In different cultures, there are different traditions.
If those traditions are abided by, there is an honor that you continue to carry with your name and legacy thereafter.
I have been in and out of various spiritual stages in my life but always spiritual to some extent. My religious beliefs have always been less about religion but the traditional, honorable, and virtuous values of the texts have always sustained as something to remember.
I love being honorable about whatever I’m doing. I have found it easier to be honest rather than to be dishonest and maintain even a “white lie”. I will always ask permission from the rightful overseer to associate with whatever it is. I will never take or assume.
There are a couple of traditions that I have combined as an idea that I want to pursue for spiritual guidance and maintaining a clear conscience and karma. I am going to omit any hint or detail as to what they are because…
A) It’s personal.
B) I don’t want a disruption when I pursue it.
C) (And I unfortunately cannot make anyone understand the spiritual and traditional importance) It can easily be misunderstood, weird, maybe even creepy.
For those who just read that and have imagined something illegal – no, it definitely isn’t illegal. It is a virtuous idea in all of the major religions and belief systems. Bible, Quran, etc. It’s only misunderstood, weird, maybe even creepy because of certain situation-specific details in my case.
You know those certain things that are considered “cute” or “sweet” as a child or teenager but somehow lose innocence and purity when it’s done as an adult?
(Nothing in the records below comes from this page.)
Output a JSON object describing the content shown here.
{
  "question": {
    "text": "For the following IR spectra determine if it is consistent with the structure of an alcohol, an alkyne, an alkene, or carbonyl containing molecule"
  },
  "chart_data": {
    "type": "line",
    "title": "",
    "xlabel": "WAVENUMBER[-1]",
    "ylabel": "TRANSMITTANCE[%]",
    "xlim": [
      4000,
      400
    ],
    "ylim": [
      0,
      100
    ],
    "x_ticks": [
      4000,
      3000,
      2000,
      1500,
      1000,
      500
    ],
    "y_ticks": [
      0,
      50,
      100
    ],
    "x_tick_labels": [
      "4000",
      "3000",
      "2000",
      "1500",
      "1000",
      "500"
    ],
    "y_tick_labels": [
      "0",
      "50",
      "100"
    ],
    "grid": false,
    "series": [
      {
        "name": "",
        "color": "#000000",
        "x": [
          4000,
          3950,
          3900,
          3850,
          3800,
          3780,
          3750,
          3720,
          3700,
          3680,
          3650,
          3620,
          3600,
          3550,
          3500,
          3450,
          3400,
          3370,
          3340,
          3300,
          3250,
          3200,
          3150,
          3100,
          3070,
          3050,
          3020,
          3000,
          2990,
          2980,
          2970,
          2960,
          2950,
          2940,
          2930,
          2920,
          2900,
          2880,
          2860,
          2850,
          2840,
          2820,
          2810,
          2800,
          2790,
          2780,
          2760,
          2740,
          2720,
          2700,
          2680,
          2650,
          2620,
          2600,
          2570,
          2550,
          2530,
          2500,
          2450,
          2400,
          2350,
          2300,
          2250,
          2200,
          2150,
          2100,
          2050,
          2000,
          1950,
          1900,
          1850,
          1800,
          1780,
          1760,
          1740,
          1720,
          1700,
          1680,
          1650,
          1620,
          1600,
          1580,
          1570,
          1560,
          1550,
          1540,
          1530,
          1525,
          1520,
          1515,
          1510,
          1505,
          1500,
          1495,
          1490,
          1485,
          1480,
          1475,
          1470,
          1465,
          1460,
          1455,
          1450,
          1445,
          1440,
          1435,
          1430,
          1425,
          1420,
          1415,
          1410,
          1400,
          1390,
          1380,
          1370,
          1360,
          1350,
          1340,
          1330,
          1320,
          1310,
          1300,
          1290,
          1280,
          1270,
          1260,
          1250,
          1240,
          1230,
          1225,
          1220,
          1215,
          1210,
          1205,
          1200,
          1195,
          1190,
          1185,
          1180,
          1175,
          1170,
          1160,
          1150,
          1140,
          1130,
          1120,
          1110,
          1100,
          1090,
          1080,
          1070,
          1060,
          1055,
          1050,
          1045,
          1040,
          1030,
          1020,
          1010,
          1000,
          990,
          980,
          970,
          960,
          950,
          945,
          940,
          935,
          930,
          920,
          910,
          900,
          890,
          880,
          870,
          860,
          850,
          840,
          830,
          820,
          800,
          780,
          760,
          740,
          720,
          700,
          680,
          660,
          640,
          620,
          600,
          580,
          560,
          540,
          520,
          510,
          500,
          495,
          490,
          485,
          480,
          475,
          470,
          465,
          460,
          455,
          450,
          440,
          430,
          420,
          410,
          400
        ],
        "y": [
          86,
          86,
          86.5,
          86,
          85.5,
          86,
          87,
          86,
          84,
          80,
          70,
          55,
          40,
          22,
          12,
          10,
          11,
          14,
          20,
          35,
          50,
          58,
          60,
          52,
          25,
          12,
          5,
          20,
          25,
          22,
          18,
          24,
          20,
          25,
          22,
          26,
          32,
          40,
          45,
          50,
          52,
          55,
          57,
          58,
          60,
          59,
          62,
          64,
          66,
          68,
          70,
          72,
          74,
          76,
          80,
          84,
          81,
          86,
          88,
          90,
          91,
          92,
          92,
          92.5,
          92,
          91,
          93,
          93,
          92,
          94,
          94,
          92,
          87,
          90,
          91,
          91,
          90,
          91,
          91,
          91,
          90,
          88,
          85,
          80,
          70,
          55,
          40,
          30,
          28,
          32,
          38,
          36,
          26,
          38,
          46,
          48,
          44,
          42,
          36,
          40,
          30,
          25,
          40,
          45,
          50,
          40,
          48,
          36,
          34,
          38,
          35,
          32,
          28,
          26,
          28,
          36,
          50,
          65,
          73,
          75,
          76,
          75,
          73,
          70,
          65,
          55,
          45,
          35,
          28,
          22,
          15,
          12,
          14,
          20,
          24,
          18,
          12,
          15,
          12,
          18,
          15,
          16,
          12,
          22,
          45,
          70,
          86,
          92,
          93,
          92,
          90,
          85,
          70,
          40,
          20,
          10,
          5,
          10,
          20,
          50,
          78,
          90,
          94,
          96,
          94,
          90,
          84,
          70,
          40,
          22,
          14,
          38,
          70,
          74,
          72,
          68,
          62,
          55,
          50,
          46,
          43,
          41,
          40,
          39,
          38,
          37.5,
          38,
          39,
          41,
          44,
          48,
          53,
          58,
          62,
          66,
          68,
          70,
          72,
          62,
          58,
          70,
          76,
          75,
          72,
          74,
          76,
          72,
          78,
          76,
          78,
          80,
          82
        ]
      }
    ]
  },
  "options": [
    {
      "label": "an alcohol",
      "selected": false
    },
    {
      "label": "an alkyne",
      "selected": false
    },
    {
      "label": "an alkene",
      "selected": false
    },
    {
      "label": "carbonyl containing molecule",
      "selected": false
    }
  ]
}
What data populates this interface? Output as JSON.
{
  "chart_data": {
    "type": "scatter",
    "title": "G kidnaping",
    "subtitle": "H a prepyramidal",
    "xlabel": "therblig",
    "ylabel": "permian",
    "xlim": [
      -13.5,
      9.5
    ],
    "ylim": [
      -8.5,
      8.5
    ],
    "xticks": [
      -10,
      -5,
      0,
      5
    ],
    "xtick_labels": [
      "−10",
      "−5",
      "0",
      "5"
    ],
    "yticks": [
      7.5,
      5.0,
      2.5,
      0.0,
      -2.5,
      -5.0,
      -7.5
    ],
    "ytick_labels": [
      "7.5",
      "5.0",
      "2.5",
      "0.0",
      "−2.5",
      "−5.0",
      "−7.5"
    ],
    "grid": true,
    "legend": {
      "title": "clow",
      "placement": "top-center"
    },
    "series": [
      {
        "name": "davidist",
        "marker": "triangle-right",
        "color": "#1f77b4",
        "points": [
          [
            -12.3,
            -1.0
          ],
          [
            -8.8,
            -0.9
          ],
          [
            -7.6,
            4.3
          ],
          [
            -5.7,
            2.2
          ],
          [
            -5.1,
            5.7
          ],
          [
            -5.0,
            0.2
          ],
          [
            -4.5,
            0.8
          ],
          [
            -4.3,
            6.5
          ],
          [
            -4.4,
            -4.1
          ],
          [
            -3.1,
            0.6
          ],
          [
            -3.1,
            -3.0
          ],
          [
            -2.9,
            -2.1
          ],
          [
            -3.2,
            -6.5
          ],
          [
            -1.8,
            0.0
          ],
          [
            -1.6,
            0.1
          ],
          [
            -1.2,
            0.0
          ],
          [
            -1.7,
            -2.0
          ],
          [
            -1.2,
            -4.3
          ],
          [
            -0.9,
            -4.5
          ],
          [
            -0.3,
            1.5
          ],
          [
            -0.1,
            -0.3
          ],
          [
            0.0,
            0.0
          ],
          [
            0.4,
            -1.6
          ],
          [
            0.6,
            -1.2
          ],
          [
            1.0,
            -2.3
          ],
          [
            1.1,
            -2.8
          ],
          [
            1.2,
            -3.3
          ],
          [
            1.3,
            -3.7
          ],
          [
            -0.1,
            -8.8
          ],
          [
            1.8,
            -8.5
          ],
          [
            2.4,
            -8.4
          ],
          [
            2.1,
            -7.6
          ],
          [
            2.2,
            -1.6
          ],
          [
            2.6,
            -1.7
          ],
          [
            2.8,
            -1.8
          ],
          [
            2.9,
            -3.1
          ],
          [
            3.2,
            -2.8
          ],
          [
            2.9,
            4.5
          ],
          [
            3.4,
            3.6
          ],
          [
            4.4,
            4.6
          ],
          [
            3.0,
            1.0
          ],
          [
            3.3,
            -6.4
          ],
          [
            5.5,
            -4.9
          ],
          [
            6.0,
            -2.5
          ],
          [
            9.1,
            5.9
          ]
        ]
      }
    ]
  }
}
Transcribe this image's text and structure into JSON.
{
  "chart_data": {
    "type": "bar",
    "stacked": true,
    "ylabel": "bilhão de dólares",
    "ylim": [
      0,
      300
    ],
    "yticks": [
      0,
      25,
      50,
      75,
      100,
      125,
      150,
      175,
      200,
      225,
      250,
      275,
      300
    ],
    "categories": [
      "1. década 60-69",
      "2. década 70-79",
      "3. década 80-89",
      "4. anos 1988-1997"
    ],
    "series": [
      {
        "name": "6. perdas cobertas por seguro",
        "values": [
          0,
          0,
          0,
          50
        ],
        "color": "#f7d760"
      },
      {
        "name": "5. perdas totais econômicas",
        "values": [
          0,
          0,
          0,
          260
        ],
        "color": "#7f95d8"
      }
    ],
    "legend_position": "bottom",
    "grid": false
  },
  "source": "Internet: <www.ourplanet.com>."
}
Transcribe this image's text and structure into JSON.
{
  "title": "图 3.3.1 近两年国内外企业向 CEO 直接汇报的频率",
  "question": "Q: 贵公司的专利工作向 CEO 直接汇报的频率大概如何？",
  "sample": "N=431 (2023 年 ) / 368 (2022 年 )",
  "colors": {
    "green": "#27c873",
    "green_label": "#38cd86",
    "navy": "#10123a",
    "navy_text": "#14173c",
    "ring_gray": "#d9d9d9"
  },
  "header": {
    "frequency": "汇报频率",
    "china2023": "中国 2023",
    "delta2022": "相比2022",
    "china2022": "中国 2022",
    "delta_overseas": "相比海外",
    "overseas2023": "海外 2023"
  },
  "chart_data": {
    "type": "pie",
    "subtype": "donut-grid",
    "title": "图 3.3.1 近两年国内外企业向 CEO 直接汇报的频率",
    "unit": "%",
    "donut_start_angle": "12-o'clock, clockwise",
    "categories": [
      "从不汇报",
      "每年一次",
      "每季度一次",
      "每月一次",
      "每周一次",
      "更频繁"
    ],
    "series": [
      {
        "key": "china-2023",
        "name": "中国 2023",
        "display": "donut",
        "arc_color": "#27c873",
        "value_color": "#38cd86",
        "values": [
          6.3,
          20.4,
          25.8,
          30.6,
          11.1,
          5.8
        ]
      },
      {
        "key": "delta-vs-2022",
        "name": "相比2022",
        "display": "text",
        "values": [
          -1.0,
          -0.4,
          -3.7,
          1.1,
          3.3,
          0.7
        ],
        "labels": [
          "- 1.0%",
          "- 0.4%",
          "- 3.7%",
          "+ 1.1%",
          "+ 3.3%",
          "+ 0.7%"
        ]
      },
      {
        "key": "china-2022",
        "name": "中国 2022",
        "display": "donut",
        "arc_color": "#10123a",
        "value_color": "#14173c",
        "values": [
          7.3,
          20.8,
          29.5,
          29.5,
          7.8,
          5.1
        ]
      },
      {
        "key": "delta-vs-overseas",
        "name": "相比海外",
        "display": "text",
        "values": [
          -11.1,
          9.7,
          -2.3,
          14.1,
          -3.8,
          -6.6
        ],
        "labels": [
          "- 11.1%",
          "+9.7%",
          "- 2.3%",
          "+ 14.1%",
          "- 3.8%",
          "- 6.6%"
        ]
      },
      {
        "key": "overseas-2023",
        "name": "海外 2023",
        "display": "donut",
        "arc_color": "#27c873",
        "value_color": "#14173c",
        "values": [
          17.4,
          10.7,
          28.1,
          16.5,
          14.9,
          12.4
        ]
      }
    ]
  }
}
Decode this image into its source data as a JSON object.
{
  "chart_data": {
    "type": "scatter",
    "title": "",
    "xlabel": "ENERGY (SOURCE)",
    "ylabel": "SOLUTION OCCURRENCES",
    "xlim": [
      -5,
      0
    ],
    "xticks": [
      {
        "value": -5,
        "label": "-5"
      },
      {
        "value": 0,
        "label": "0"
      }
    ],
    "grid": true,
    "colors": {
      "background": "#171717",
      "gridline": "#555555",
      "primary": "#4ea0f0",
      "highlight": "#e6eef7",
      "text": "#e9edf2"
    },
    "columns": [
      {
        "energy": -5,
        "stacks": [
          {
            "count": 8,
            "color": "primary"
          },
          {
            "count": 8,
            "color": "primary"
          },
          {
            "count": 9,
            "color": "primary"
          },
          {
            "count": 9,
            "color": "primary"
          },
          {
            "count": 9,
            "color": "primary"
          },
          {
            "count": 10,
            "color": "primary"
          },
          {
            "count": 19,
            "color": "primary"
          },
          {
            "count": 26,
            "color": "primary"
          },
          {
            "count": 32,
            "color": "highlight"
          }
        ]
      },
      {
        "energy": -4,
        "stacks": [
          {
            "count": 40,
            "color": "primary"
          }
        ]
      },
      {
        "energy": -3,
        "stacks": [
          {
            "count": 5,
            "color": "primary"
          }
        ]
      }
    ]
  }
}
It’s kind of that dilemma… or maybe I am being paranoid and people do this all of the time and I just don’t see it?
I am going to try to pursue this spiritual tradition and stay honorable in my pursuits. This tradition will be from a spiritual tradition that my dad and other family members continue to do for lesser moments. Not “valueless”, but just not this involved with other circumstances.
I have to say, what I’m thinking of my case is amazingly considerate but still, from an outside point of view, might look strange. It’s a scary line to walk when your beliefs and ideals might be seen as strange and damning going forward.
When I do this, my spirituality will be in tact. My conscience will be clear. My karma will be favorable. I think more importantly, closely associated with my spirituality, I will feel complete that I have learned one of the truest lessons of faith and letting go.
I hope no one sees me… but more than that, I hope someone who understands sees me.
I hope I don’t have to explain myself… but more than that, I hope someone doesn’t need an explanation.
I hope this relieves the burden of me holding onto a few questions… but more than that, I hope this helps me realize I have and know my own answers for my own peace.